Он подождал, пока сталкеры покинут машину и подойдут к границе, проверил скорчер и вышел сам. К сталкерам приближаться вплотную он не собирался. Эта фигура, в камуфляжных штанах, в свитере от сержанта Кондратьевой с неимоверно растянутым воротом, в натовских ботинках на фоне снегов Зоны смотрелась даже как-то и нормально уже. Уже не шокировала.

Подошёл Лёша Лёшевич.

— У машины наблюдение, — сказал ему Клубин. — Четыреста градусов вокруг.

— Выполняю, — сказал Лёша.

Тополь и Комбат насмотрелись на Зону, обернулись и подозвали жестом Клубина.

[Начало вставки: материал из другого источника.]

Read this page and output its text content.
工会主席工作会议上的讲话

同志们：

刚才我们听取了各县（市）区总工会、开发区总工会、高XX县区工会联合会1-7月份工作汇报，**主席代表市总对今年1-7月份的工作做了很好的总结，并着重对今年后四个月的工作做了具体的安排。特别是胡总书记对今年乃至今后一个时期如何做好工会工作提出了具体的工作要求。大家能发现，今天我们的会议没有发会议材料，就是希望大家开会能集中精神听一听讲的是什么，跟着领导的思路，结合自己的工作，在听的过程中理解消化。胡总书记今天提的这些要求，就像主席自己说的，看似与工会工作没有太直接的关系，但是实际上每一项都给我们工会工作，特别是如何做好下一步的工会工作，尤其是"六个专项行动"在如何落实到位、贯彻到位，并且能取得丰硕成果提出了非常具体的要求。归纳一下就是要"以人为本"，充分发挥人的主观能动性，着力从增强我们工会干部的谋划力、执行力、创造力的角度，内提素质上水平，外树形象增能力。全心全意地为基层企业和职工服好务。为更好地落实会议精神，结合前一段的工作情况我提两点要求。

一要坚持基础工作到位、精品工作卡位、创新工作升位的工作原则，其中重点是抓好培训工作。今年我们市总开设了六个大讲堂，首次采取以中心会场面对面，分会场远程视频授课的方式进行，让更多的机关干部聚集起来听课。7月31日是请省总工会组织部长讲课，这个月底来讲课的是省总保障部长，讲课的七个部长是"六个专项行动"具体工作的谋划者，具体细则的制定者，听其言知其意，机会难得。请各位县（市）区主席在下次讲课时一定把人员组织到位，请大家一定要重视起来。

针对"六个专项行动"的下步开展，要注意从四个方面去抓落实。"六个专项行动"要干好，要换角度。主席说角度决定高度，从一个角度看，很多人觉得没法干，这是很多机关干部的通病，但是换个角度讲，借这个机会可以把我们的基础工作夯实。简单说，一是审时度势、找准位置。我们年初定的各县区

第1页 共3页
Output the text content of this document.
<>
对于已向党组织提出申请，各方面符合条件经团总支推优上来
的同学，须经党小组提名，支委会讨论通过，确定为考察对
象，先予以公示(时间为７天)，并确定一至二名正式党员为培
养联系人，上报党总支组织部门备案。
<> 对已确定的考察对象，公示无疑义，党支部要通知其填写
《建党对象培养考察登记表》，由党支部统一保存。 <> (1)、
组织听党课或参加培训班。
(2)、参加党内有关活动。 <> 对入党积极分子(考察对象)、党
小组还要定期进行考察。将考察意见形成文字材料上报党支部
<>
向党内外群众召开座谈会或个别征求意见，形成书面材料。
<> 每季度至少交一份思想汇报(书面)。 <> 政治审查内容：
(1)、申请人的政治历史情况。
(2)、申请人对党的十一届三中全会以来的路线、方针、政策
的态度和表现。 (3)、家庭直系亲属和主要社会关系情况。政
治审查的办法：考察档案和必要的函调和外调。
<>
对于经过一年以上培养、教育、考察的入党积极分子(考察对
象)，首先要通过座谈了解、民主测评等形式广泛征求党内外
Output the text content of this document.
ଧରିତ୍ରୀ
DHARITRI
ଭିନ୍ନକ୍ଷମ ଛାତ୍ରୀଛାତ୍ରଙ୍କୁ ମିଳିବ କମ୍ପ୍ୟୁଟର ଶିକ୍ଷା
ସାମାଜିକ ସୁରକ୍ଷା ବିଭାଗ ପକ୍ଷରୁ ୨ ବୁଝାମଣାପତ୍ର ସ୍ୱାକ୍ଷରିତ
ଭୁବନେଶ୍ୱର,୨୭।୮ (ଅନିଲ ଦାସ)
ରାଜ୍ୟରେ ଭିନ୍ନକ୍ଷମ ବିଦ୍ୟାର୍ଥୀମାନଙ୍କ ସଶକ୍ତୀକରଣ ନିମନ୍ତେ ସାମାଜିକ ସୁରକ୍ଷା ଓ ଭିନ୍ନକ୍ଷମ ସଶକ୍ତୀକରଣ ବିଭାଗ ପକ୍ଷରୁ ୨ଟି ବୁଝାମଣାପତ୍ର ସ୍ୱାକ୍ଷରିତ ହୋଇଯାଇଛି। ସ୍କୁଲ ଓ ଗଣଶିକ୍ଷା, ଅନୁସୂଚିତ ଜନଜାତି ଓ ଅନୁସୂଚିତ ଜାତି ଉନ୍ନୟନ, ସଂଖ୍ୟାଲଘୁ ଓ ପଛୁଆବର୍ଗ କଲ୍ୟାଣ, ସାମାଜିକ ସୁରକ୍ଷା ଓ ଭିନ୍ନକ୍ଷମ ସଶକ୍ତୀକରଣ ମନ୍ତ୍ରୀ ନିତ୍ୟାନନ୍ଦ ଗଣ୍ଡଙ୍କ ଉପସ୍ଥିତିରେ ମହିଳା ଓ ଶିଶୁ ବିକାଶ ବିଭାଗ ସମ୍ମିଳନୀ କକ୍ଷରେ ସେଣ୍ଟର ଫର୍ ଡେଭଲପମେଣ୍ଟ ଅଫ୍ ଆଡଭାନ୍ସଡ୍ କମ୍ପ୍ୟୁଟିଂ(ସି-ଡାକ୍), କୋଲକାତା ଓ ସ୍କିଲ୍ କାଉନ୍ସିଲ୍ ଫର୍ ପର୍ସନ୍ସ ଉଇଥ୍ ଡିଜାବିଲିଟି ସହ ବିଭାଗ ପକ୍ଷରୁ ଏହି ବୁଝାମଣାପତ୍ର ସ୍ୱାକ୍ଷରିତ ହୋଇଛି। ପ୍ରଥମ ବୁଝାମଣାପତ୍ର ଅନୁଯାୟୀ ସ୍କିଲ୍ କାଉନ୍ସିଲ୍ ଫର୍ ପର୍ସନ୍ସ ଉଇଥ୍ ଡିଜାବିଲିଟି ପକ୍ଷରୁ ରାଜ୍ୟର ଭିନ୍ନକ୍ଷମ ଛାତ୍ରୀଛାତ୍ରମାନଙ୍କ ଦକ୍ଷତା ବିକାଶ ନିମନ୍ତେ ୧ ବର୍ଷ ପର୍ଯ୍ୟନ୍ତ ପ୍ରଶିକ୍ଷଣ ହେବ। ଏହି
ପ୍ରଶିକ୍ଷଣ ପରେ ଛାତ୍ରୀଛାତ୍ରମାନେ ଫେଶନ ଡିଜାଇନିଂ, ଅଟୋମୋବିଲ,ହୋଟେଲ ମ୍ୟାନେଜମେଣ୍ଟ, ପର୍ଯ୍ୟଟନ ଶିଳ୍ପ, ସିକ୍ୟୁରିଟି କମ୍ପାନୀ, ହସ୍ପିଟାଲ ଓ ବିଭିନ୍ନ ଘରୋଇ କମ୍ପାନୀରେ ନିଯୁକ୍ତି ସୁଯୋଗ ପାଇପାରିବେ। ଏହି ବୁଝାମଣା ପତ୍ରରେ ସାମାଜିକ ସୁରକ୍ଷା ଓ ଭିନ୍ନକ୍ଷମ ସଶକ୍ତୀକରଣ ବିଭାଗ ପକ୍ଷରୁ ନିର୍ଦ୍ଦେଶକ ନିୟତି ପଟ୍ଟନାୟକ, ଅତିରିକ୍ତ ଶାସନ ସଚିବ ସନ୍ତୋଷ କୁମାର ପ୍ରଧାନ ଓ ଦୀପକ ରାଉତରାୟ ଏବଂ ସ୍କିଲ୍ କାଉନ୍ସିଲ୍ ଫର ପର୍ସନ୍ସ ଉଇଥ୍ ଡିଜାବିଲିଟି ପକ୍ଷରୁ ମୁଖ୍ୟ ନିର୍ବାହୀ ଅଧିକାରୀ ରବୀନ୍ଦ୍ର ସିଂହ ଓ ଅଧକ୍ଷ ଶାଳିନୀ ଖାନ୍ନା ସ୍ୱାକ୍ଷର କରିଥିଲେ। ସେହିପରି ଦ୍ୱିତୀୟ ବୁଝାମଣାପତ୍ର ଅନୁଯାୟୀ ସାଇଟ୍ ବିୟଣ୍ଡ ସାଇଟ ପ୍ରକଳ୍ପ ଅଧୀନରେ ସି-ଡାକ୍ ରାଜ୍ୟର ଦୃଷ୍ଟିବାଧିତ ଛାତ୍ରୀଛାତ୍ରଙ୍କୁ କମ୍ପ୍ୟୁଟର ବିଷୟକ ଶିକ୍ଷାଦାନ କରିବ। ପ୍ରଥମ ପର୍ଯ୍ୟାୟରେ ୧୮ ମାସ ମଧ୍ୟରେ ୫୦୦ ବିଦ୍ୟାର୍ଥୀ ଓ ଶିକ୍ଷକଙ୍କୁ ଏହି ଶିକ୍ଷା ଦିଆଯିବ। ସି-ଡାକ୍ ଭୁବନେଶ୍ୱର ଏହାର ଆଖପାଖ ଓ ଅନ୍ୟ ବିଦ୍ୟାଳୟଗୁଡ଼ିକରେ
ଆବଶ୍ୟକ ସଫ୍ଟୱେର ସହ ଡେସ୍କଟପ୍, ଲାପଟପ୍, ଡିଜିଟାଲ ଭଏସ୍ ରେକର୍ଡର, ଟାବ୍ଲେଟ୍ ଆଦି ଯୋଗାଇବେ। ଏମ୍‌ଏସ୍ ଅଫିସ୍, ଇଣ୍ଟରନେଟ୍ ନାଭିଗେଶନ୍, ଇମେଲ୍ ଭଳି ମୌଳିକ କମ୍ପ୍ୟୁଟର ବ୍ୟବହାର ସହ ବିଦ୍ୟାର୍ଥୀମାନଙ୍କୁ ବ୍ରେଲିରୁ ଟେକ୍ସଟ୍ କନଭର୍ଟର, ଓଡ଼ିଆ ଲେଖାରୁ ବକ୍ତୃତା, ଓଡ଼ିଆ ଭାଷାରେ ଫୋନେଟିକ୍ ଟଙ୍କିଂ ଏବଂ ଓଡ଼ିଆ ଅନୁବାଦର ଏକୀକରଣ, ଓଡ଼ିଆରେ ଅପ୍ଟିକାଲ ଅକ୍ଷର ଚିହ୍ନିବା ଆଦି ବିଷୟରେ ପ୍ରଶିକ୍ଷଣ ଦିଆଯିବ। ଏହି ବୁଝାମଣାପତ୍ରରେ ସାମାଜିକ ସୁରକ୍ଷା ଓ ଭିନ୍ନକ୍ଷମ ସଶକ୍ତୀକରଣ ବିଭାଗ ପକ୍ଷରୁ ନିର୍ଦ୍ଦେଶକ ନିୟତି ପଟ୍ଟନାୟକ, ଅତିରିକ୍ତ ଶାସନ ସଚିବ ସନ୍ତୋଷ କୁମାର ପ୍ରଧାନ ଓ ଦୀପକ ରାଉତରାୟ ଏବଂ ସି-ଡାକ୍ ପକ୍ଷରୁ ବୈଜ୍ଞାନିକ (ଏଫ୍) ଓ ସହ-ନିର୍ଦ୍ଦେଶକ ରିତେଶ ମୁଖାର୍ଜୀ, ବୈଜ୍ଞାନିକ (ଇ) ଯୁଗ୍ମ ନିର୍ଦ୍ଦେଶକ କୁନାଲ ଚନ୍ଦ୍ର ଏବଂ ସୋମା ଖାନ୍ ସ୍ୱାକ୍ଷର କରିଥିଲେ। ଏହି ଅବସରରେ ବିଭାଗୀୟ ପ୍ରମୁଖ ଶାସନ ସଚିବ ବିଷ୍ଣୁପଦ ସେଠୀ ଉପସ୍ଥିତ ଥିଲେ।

— В общем, так, Андрей Олегович, — сказал Комбат. Его речь двоилась — Клубин слышал его и впрямую, и в наушнике. Полсекунды расхождения плюс грязноватый фидбэк. — Что касается нашего договора. Вы — в широком смысле слова «вы» — нас с Тополем приняли, спасли, вылечили, дали нам кров на нужное время и теперь отпускаете. Мы вам за это всё, что по делу знали, рассказали, честно, без утайки, и ещё нам осталось включить Зону обратно. Вы — нам, а мы — вам. Всё верно я перечислил по договору?